Notre dernière balade a été un court trajet jusqu'à Bergen. La ville possède d'excellentes pistes cyclables, surtout si vous venez du sud, et nous avons pris notre temps. Au magasin Trek, nous avons récupéré les boîtes à vélo que nous avions réservées plus tôt dans la semaine. Le personnel nous a même expliqué comment les ramener à notre auberge en bus, une autre petite gentillesse dans une semaine qui en a compté beaucoup.

Rétrospectivement, le voyage a été un mélange de contrastes : soleil brûlant à la mi-journée, nuits glaciales qui transperçaient notre équipement ; routes désertes à travers des forêts silencieuses et rugissement du vent sur les barrages ; gentillesse de la part d'étrangers et longues ascensions solitaires. Si vous partez, enveloppez-vous chaudement, surtout la nuit. Ne vous souciez pas d'avoir le vélo parfait ; les nôtres étaient loin de l'être, mais ils ont fait le travail. Planifiez votre itinéraire, mais ne vous y accrochez pas. Faites confiance aux panneaux. N'ayez pas peur de prendre le train ; en Norvège, ce n'est pas de la triche.

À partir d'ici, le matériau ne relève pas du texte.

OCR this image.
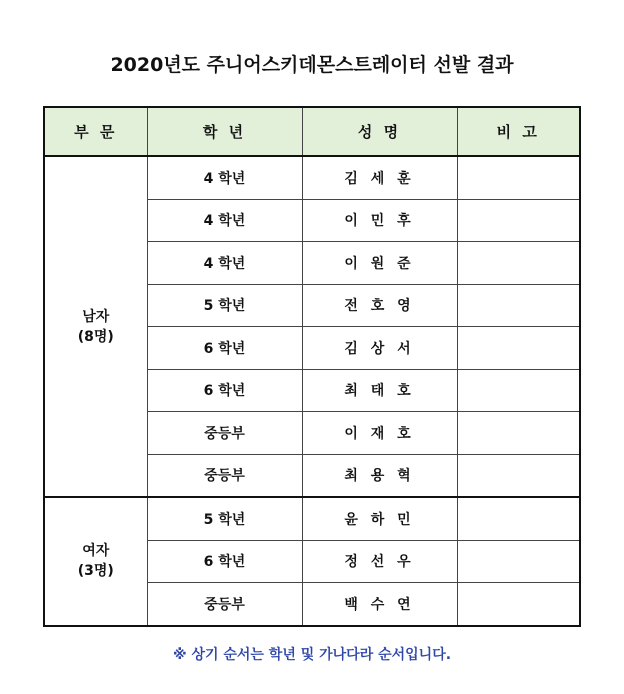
2020년도 주니어스키데몬스트레이터 선발 결과
부 문	학 년	성 명	비 고
남자
(8명)	4 학년	김 세 훈	
	4 학년	이 민 후	
	4 학년	이 원 준	
	5 학년	전 호 영	
	6 학년	김 상 서	
	6 학년	최 태 호	
	중등부	이 재 호	
	중등부	최 용 혁	
여자
(3명)	5 학년	윤 하 민	
	6 학년	정 선 우	
	중등부	백 수 연	
※ 상기 순서는 학년 및 가나다라 순서입니다.
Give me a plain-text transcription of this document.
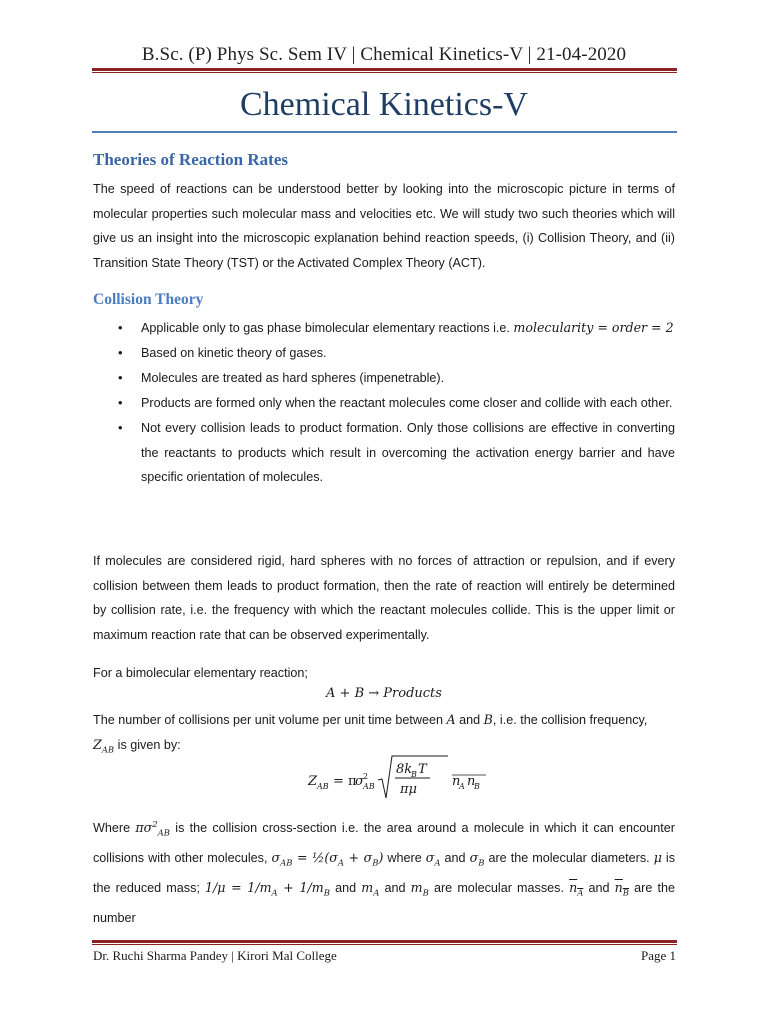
B.Sc. (P) Phys Sc. Sem IV | Chemical Kinetics-V | 21-04-2020
Chemical Kinetics-V
Theories of Reaction Rates
The speed of reactions can be understood better by looking into the microscopic picture in terms of molecular properties such molecular mass and velocities etc. We will study two such theories which will give us an insight into the microscopic explanation behind reaction speeds, (i) Collision Theory, and (ii) Transition State Theory (TST) or the Activated Complex Theory (ACT).
Collision Theory
• Applicable only to gas phase bimolecular elementary reactions i.e. molecularity = order = 2
• Based on kinetic theory of gases.
• Molecules are treated as hard spheres (impenetrable).
• Products are formed only when the reactant molecules come closer and collide with each other.
• Not every collision leads to product formation. Only those collisions are effective in converting the reactants to products which result in overcoming the activation energy barrier and have specific orientation of molecules.
If molecules are considered rigid, hard spheres with no forces of attraction or repulsion, and if every collision between them leads to product formation, then the rate of reaction will entirely be determined by collision rate, i.e. the frequency with which the reactant molecules collide. This is the upper limit or maximum reaction rate that can be observed experimentally.
For a bimolecular elementary reaction;
A + B → Products
The number of collisions per unit volume per unit time between A and B, i.e. the collision frequency,
$Z_{AB}$ is given by:
Z AB = π
σ 2
AB
8k
B T
πμ
n
A n
B
Where $\pi\sigma^2_{AB}$ is the collision cross-section i.e. the area around a molecule in which it can encounter collisions with other molecules, $\sigma_{AB}$ = $\frac{1}{2}(\sigma_A + \sigma_B)$ where $\sigma_A$ and $\sigma_B$ are the molecular diameters. μ is the reduced mass; $1/\mu = 1/m_A + 1/m_B$ and $m_A$ and $m_B$ are molecular masses. $n_A$ and $n_B$ are the number
Dr. Ruchi Sharma Pandey | Kirori Mal College	Page 1
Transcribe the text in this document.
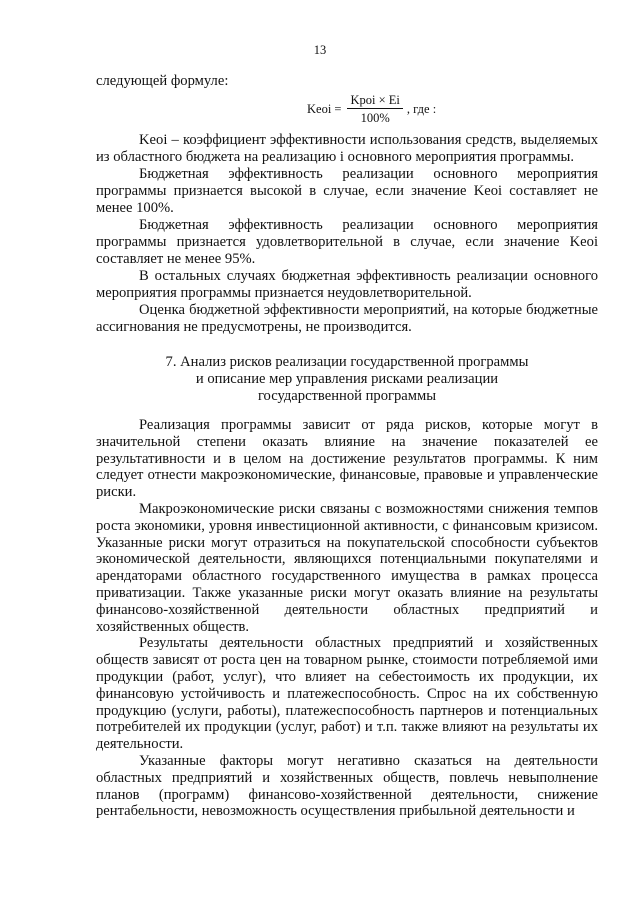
13

следующей формуле:

Keoi = $\frac{\text{Kpoi × Ei}}{100\%}$ , где :

Keoi – коэффициент эффективности использования средств, выделяемых из областного бюджета на реализацию i основного мероприятия программы.

Бюджетная эффективность реализации основного мероприятия программы признается высокой в случае, если значение Keoi составляет не менее 100%.

Бюджетная эффективность реализации основного мероприятия программы признается удовлетворительной в случае, если значение Keoi составляет не менее 95%.

В остальных случаях бюджетная эффективность реализации основного мероприятия программы признается неудовлетворительной.

Оценка бюджетной эффективности мероприятий, на которые бюджетные ассигнования не предусмотрены, не производится.

7. Анализ рисков реализации государственной программы
и описание мер управления рисками реализации
государственной программы

Реализация программы зависит от ряда рисков, которые могут в значительной степени оказать влияние на значение показателей ее результативности и в целом на достижение результатов программы. К ним следует отнести макроэкономические, финансовые, правовые и управленческие риски.

Макроэкономические риски связаны с возможностями снижения темпов роста экономики, уровня инвестиционной активности, с финансовым кризисом. Указанные риски могут отразиться на покупательской способности субъектов экономической деятельности, являющихся потенциальными покупателями и арендаторами областного государственного имущества в рамках процесса приватизации. Также указанные риски могут оказать влияние на результаты финансово-хозяйственной деятельности областных предприятий и хозяйственных обществ.

Результаты деятельности областных предприятий и хозяйственных обществ зависят от роста цен на товарном рынке, стоимости потребляемой ими продукции (работ, услуг), что влияет на себестоимость их продукции, их финансовую устойчивость и платежеспособность. Спрос на их собственную продукцию (услуги, работы), платежеспособность партнеров и потенциальных потребителей их продукции (услуг, работ) и т.п. также влияют на результаты их деятельности.

Указанные факторы могут негативно сказаться на деятельности областных предприятий и хозяйственных обществ, повлечь невыполнение планов (программ) финансово-хозяйственной деятельности, снижение рентабельности, невозможность осуществления прибыльной деятельности и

Ici, le bikepacking n'est pas seulement une question de distance ou d'ascension. Il s'agit de l'odeur du pin par un matin calme, de la façon dont la lumière dure presque jusqu'à minuit, de la satisfaction tranquille d'arriver dans une nouvelle ville avec tout ce dont vous avez besoin attaché à votre vélo. C'est un endroit qui récompense ceux qui sont prêts à s'adapter, et si vous le laissez faire, la route vous changera.